France led the world in vineyard removal between 2024 and 2025, cutting 4.4% of its planted area, or about 35,000 hectares, according to the annual report released Monday by the International Organisation of Vine and Wine. The decline was far steeper than the average among the 25 largest wine-producing countries, where vineyard area fell 0.8%, and it came as global wine production, consumption and trade all moved lower.
The French reduction stands out because the country remains one of the biggest players in wine on nearly every measure. France ranks second in vineyard area, behind Spain and ahead of China; second in production volume, behind Italy and ahead of Spain; second in domestic consumption, behind the United States and ahead of Italy; and first in export value, ahead of Italy and Spain, according to the OIV report published May 12.
The latest figures suggest that France’s vineyard contraction is not a one-year anomaly. The country had already lost 7.4% of its vineyard area since 2020, while Chile was the only country to shed more land over that period, at 25.6%. In 2025 alone, Chile’s vineyard area fell 3.7%, to 154,000 hectares, and Hungary’s dropped 3.4%, to 58,000 hectares. Italy lost 1.3% and Spain 0.3%.
The OIV said the global vineyard area declined for a sixth straight year in 2025, slipping to 7 million hectares. John Barker, the organization’s director general, said in a statement that the wine sector has had to adjust in recent years to persistent climate, economic and social challenges. He added that trade disruptions linked to tariff policies created another external shock in 2025 for producers, exporters and supply-chain operators.

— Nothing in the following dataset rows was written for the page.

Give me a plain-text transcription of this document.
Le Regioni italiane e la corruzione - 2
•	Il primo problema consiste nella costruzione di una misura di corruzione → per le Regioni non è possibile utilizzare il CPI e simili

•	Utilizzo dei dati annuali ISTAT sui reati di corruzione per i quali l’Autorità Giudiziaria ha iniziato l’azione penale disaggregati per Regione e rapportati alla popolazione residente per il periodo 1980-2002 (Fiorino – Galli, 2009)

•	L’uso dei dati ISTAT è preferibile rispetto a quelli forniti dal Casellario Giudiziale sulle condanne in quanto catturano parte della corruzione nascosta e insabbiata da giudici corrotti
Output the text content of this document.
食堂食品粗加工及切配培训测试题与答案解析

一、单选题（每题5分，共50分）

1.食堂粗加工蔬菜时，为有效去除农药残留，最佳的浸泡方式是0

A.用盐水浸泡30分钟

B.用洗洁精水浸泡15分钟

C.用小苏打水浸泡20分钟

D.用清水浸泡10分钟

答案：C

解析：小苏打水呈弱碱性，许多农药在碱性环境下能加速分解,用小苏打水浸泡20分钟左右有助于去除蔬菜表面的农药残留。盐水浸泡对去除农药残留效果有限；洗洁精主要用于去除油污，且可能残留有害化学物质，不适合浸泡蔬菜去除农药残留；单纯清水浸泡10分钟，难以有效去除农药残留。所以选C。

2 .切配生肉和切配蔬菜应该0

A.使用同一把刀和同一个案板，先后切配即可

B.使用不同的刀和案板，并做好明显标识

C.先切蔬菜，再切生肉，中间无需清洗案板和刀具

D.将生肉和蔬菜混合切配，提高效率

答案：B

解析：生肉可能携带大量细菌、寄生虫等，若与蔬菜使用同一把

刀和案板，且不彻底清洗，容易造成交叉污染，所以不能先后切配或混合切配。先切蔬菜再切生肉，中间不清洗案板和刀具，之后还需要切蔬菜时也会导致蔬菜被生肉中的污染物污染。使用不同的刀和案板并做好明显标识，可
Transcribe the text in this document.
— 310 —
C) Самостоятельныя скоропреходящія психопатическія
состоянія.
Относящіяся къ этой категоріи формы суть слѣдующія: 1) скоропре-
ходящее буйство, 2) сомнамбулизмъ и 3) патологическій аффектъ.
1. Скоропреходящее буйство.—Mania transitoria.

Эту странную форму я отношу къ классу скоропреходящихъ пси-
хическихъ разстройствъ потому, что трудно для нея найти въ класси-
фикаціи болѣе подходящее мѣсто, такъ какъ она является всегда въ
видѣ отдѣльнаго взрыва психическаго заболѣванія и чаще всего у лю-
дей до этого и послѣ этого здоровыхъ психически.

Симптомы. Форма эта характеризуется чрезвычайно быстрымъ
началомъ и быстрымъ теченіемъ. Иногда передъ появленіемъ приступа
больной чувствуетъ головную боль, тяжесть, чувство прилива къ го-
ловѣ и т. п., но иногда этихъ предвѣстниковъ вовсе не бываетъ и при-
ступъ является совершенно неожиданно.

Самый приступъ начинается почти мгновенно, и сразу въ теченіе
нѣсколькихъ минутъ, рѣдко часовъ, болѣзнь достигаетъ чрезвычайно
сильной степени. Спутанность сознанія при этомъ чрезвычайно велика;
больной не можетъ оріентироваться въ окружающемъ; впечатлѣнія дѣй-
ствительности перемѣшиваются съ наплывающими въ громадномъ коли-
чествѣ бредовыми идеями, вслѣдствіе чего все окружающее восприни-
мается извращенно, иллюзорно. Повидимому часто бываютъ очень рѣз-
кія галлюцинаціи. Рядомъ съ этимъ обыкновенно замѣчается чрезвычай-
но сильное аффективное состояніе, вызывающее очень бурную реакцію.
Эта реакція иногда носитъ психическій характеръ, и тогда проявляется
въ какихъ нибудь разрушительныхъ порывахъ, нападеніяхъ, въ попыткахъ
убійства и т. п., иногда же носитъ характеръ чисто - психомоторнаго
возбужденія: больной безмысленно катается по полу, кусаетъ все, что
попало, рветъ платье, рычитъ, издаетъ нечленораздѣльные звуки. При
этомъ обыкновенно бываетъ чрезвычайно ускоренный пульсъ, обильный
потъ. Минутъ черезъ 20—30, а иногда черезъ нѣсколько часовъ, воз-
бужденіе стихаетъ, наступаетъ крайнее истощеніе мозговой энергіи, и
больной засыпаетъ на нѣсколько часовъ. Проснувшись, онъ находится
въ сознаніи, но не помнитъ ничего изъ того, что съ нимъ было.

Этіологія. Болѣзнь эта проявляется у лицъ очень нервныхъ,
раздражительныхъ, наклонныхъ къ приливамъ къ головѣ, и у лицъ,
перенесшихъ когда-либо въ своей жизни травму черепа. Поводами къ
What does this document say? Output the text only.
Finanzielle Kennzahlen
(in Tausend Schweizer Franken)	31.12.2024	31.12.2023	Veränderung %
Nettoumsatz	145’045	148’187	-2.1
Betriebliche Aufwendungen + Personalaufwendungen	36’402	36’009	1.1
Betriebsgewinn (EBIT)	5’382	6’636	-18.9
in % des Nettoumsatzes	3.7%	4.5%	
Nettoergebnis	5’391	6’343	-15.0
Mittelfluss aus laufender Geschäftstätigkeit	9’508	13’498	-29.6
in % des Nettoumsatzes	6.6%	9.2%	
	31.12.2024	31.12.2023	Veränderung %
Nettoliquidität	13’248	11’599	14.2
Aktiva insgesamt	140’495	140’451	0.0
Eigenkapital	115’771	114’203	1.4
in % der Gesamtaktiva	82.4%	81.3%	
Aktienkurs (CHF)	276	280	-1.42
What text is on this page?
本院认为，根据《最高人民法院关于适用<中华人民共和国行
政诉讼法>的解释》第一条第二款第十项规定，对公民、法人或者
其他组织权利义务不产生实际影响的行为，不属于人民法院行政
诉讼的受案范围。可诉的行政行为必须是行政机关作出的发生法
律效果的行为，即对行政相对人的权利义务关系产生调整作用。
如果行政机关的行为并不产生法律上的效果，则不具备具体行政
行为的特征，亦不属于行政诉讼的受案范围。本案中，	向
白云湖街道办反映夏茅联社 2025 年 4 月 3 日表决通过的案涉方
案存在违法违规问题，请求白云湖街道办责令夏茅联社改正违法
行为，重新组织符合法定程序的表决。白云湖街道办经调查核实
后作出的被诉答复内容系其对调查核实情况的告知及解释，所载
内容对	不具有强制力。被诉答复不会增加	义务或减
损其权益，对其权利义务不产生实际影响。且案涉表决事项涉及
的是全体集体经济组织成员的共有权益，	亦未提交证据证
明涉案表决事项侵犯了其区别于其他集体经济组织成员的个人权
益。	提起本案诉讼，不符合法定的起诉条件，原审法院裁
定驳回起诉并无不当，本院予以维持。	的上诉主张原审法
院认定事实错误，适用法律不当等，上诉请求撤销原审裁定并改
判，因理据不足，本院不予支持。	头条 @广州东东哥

Those pressures were reflected in trade data. Global wine exports fell to 94.8 million hectoliters in 2025, down 4.7% from the previous year, while export value dropped to €33.8 billion, down 6.7%. Imports of wine into the United States fell to €5.5 billion, a decline of 11.6% from 2024.
Consumption also weakened. Worldwide wine consumption fell to 208 million hectoliters in 2025, down 2.7% from 2024, as mature markets continued to change and consumers faced tighter budgets. Production rose slightly to 227 million hectoliters, up 0.6% year over year.
The OIV said that a third consecutive year of relatively low global production has kept output and consumption broadly aligned, limiting the effect of weaker demand on stock levels.